Normalizing & Hard Limiters

WFVoiceover

New member
Hello everyone. First post and getting used to sound recording in general.
Recently, I have put together a home studio in a spare room, which is dead enough and have no real noise issues.

The main purpose of the room is to record audiobooks.
At this stage, I am cleaning up the recordings and the EQ seems to be fine. They are loud enough for me to hear with headphones on. At the moment, through no logic other than guess work, I hard limit the whole recording to -6dB as I recalled someone telling me that I should have the final product sitting around the middle of the yellow band on the meter.

This works fine for me, but the question is....should I instead just normalize the audio to -1 or 0 dB in order to ensure that listeners in a louder environment like on a subway for instance, get maximum bang for their buck?
Or am I barking up the wrong tree?

Thank you for your advice.
 
After you have compressed/limited the audio to your satisfaction then normalize ( global boost ) it to just under 0.
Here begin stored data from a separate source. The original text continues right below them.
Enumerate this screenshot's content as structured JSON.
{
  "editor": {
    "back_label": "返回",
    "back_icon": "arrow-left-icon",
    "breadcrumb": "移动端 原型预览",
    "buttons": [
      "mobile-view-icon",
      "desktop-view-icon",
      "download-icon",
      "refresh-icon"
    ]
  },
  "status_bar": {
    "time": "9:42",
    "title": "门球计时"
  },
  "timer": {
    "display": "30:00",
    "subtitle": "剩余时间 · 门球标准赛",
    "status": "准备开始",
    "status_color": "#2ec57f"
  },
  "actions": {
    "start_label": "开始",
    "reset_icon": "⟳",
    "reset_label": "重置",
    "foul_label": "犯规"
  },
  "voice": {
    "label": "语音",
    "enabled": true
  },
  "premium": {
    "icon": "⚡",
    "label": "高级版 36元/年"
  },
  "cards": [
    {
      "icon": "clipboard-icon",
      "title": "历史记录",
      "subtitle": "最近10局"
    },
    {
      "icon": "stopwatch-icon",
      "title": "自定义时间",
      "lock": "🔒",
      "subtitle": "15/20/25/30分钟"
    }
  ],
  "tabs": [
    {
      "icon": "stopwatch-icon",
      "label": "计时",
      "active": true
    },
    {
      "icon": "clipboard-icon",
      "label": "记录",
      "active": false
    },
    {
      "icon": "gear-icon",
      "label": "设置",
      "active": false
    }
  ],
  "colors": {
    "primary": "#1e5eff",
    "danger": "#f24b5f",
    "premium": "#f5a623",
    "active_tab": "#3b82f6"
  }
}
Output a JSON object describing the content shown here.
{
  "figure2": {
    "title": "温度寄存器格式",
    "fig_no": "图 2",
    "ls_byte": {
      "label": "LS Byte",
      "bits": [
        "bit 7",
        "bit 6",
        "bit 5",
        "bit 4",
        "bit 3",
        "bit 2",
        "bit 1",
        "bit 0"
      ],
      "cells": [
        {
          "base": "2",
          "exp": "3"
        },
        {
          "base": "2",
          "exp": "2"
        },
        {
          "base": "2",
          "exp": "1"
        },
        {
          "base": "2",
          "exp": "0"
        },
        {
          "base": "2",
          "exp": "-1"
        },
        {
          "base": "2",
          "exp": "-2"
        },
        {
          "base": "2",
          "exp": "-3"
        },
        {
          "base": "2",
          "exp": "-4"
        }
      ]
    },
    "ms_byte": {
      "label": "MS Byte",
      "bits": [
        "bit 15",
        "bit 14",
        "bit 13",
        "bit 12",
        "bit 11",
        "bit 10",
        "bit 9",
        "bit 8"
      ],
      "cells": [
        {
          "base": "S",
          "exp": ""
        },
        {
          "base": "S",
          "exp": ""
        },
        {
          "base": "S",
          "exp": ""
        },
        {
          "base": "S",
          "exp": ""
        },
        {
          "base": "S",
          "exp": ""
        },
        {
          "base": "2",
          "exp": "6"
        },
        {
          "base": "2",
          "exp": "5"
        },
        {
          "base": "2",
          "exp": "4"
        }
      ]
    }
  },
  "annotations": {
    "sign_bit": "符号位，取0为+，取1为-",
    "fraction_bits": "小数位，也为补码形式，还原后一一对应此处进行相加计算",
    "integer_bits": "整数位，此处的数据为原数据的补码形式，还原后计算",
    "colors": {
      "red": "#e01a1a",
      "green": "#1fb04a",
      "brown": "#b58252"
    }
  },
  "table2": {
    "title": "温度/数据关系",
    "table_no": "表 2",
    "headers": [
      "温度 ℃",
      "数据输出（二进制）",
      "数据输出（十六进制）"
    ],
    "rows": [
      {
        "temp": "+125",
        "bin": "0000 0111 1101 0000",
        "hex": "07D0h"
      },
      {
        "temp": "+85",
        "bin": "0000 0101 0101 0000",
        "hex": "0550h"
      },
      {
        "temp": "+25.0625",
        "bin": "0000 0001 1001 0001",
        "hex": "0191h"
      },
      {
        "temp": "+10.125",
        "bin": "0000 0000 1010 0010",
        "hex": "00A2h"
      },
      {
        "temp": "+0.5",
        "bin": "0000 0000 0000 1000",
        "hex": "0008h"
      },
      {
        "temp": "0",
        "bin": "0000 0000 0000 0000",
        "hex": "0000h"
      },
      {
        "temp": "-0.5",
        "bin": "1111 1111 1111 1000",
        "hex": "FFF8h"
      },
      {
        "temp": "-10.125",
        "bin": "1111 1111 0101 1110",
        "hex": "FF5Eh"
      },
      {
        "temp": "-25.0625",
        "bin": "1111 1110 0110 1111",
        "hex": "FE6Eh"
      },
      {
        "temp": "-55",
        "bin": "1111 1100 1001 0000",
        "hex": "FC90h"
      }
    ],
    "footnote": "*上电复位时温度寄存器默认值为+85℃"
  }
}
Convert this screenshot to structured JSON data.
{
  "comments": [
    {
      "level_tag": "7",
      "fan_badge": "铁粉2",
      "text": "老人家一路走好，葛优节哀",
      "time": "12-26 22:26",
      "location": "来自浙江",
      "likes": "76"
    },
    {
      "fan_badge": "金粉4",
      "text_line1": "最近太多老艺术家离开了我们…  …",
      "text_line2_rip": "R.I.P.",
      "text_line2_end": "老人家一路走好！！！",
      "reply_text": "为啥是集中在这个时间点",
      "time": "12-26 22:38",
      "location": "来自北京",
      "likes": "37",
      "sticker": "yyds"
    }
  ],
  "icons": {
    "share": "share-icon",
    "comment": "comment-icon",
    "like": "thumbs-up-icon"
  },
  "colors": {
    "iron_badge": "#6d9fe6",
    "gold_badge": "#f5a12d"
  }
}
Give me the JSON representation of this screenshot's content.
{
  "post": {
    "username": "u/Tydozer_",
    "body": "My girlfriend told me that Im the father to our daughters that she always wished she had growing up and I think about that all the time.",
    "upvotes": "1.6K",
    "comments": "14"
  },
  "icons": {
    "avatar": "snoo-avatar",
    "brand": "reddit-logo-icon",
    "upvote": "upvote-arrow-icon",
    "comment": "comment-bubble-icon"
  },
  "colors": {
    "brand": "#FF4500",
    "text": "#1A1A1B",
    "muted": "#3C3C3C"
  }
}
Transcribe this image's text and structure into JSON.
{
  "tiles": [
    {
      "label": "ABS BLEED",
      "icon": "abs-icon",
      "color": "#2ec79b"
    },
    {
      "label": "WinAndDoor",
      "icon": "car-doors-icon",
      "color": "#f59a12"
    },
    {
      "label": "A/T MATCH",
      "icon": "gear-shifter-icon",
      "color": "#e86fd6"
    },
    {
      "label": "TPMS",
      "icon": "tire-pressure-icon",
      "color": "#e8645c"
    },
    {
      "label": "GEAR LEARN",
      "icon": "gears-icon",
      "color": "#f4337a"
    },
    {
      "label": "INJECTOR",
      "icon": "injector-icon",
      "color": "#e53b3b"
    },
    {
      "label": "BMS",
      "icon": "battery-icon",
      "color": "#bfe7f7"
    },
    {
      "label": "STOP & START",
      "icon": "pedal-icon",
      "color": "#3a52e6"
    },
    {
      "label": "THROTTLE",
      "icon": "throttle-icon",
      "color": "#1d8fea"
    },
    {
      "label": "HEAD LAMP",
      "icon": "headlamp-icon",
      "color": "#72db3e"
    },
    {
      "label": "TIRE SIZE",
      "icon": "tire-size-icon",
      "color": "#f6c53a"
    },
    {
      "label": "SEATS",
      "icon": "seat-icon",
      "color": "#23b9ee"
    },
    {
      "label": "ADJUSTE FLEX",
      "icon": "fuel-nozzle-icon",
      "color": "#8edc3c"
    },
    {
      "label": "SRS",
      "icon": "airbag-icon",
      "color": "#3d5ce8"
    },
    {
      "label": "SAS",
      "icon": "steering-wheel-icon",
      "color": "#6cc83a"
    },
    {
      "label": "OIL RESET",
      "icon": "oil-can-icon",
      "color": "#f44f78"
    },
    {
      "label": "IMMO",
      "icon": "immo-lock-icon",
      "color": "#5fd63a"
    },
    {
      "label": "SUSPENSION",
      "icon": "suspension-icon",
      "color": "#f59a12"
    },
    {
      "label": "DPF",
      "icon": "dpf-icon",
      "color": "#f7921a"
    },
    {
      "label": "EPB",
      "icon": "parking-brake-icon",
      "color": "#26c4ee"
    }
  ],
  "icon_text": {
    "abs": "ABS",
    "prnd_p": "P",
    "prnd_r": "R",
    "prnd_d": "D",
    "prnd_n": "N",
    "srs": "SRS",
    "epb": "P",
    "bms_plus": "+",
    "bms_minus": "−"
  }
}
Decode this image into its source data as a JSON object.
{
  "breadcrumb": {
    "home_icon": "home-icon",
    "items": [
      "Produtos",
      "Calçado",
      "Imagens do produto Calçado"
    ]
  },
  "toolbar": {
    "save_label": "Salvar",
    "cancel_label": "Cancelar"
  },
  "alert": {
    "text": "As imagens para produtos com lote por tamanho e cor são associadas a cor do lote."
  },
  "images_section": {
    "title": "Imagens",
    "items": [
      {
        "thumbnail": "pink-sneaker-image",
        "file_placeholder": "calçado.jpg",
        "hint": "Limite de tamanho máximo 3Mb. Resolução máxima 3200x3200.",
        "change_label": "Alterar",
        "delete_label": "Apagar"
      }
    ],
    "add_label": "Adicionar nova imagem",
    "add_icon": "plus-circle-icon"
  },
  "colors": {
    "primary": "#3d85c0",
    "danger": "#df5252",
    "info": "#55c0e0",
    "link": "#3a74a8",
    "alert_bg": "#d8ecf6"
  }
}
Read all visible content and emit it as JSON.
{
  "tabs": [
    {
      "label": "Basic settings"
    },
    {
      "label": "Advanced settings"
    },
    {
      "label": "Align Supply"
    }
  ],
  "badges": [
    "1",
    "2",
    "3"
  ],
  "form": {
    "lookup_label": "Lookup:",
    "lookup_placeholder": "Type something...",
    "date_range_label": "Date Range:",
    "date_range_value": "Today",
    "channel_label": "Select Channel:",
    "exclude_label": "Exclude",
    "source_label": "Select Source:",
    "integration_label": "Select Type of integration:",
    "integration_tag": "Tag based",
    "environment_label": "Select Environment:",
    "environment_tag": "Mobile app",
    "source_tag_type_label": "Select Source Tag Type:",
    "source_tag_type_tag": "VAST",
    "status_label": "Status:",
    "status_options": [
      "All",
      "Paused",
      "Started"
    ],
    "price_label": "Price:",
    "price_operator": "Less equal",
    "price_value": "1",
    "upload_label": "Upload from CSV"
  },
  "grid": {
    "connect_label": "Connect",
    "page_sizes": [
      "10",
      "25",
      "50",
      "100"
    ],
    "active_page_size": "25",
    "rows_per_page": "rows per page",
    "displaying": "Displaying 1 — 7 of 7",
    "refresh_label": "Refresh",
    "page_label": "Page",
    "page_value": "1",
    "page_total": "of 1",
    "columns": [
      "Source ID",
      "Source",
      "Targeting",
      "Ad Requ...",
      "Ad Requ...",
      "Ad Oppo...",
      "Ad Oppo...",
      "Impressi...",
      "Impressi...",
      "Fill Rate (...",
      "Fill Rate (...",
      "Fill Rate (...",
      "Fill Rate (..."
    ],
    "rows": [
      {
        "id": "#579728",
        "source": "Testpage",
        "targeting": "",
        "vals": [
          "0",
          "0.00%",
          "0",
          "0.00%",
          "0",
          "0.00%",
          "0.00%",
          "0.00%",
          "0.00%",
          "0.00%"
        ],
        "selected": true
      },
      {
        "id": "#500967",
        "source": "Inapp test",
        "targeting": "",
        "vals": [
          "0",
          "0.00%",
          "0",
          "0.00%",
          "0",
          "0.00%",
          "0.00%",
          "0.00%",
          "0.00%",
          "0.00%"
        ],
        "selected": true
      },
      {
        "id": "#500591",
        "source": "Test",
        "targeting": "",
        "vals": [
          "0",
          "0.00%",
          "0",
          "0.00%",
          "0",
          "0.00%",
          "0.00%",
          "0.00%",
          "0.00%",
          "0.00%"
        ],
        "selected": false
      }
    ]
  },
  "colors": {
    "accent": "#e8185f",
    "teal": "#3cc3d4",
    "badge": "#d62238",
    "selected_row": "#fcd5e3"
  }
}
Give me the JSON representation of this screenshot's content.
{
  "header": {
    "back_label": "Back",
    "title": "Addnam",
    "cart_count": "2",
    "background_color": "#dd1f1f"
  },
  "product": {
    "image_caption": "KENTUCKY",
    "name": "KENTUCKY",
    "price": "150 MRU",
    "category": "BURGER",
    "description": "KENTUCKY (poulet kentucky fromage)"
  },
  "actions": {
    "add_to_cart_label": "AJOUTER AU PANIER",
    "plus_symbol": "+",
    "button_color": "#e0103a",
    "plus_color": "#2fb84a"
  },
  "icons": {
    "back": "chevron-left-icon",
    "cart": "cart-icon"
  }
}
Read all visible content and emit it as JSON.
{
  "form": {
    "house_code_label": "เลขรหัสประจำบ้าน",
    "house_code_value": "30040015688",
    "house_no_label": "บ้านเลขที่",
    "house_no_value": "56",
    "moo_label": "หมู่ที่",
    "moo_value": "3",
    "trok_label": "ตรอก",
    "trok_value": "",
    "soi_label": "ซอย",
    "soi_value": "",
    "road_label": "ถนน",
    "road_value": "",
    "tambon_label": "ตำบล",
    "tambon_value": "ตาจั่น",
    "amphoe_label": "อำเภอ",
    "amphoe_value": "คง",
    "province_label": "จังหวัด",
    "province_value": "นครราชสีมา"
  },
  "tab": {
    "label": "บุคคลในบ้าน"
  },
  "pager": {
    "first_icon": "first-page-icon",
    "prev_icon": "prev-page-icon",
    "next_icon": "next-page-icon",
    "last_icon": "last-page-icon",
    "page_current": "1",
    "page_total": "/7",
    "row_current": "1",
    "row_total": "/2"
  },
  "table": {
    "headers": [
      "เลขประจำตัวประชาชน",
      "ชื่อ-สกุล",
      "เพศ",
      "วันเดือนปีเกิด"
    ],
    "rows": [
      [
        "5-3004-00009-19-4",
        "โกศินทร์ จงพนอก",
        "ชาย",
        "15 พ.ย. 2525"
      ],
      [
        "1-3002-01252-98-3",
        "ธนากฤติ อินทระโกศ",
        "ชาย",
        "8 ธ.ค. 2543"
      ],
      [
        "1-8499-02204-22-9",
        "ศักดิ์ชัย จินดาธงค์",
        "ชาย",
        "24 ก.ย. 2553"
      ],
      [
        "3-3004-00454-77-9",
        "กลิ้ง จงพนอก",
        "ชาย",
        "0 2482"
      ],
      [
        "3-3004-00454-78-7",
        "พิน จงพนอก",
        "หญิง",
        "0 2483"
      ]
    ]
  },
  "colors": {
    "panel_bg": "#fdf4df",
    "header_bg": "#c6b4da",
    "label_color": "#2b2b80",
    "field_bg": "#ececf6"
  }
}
Check out CoolEditPro ( free version still available somewhere ). The included compression presets also serve as a guide on how to compress for various styles.
 
Thank you all for your advice.

But I am a little confused between two posts.
If I hard limit to -1dB, does this leave all the levels at different rates as opposed to normalizing to -1dB which would bring the lows up to a more listenable level?......or have I got this all wrong?
 
A bit of background here since the differences between normalisation and hard limiting are important here.

In normalisation, you tell your software what level you want the loudest peak of your track to be. The software puts it there and applies exactly the same amount of gain to the whole track. This means that a single high peak determines the maximum level for the whole file--the place where you bumped the mic 47 minutes in can mean that the rest of the audio book might sit at -15dBFS.

With hard limiting, you have two things to enter: the maximum level you'll let the track go to (usually right up near 0dBFS) and the amount of gain you want to add. Done this way, your software will apply a hard limiter just below clipping but let you determine how much gain to add. Done this way, you can look at your track, see that there are a few random peaks at near 0dB but that most of the speech is peaking at around -6. You can set the limiter to -0.1dB and apply 6dB of gain to bring all your levels up to near max by limiting the random peaks. Basically you're using a compressor but determining threshold and ratio yourself rather than settings on a knob. It also means that the gain is constant so no pumping on background noise.

You're right to want your levels to be closer to commercial recordings for listening in noisy conditions so yyou probably want the final level up to near 0dB--people hate adjusting their volume controls!. The "keep it lower" advice applies to the production process rather than a final distribution copy. If you've already hard limited, then normalising upwards (to, say, -0.1dB or maybe a couple tenths of a dB lower) will be all you need to do.